Before his election, Medvedev was a successful lawyer, a law professor, and a participant in the liberal, reformist regime in St. Petersburg during the 1990s. He ran the huge conglomerate Gazprom. Then he served as Vladimir Putin’s deputy. Now they will share power differently, with Putin as prime minister. This is unique, but movement in and out of power is not necessarily the end of democracy (ask President and Supreme Court Justice Taft), and it surely is less of a threat than the hereditary duopoly of two mediocre and power-hungry families, as we have at home of late.
Hillary, by contrast, was a reasonably successful commercial lawyer, but in a po-dunk state; she managed to find herself in two major financial scandals (Whitewater and Cattle Futures); there is no doubt she was only elected in NY because of her name recognition and her husband’s fundraising ability. She failed miserably in her managerial role trying to promote healthcare, and so far has shown little managerial competence in running her presidential campaign. She has a very thin resume when it comes to executive functions, unlike Putin’s deputy. She has been a competent Senator, but the skills learned there do not translate very well into being President, which is probably why the last six Presidents came from a gubernatorial or VP background.
Hillary’s qualifications are dubious, but all too common in the age of democratic decadence; her First Lady status is something she shares in common with other lackluster, quasi-monarchical “presidents” such as Indira Gandhi (India), Corozon Aquino (Philippines), and Cristina Fernandez de Kirchner (Argentina). None of these leaders was known for much more than nepotism and corruption.
Russia is not perfect . . . if the standard of perfection is democratic liberalism. But neither then is China, South Africa, or Albania. Yet they all get a pass. Russia is certainly in pretty good shape by any world historical standard. It is much more liberal than it was during the dark days of Soviet Communism, when American intellectuals were talking about convergence and unilateral disarmament and “economic democracy.” Finally, Russia would be a natural partner in the war against Radical Islam, if only American leaders and journalists would stop going out of our way to insult its leaders.
American critics insult Russia, even as these same public intellectuals make apologies for useless thugs like Hugo Chavez and Mahmoud Amadinedjead, not to mention Castro. Why? Pas d’ennemi a gauche! Putin is perceived by elites in both parties as a “man of the right,” and thus none of his expressions of national pride and authority go uncriticized.

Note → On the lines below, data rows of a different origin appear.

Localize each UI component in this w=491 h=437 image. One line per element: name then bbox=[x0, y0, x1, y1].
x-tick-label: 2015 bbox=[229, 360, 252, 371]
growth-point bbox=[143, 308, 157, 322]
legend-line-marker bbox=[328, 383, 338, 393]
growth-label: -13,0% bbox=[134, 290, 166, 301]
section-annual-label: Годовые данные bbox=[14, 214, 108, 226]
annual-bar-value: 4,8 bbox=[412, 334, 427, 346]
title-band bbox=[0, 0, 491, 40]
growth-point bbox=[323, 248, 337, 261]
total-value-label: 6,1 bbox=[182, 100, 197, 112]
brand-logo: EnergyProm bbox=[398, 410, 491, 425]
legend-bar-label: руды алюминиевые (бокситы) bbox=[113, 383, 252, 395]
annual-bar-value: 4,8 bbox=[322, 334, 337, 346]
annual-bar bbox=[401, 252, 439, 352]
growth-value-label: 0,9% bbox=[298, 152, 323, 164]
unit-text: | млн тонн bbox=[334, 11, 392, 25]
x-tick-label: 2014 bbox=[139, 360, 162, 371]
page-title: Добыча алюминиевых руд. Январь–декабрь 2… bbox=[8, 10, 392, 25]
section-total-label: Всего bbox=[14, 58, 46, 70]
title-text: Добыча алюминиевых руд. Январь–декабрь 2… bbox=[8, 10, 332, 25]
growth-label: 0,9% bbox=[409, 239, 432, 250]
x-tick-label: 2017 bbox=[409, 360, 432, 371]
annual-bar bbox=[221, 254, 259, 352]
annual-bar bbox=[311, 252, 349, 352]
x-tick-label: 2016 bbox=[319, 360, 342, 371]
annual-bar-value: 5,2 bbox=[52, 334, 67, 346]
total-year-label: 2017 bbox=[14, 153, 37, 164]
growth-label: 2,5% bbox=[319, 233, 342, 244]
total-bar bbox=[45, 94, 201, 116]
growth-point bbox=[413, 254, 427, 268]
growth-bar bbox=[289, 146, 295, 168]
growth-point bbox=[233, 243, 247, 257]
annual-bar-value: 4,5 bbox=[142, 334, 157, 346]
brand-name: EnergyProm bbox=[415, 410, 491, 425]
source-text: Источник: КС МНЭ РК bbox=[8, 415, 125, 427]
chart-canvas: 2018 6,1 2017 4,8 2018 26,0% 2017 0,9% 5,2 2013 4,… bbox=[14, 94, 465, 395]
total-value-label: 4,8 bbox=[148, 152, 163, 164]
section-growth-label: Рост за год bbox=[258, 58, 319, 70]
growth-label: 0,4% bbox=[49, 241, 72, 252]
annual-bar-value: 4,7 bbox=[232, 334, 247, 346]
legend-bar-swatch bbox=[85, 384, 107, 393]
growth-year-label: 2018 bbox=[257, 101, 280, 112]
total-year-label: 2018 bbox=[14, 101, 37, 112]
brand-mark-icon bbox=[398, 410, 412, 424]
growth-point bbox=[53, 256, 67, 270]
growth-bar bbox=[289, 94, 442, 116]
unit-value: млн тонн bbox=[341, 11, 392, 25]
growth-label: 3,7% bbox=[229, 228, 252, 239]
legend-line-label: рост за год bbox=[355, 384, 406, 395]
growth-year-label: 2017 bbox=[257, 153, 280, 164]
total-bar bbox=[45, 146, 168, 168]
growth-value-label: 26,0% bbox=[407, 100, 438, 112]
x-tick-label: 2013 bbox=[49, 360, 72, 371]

He is a de Gaulle figure in his country’s history, restoring pride through competent leadership that is consciously mindful of the value of patriotic symbols. His restoration of the role of the Orthodox Church in particular grates against liberals and atheist comopolitans. But it is high time that America behaved, if not justly and fairly, at least sensibly towards Russia. Mere self interest should correct our path and remind us that the only thing we’ve gotten from this campaign of defamation is highly priced oil and a Russia increasingly unified, once more, against American “imperialists.”
Conservatives in particular should not fall into an outdated Russophobia, because, for us, any nation expressing its particular identity with pride and confidence is a natural friend, a friend against common enemies: the leveling forces of globalism, unrestrained materialism, radical Islam, and nation-destroying mass immigration by Third Worlders.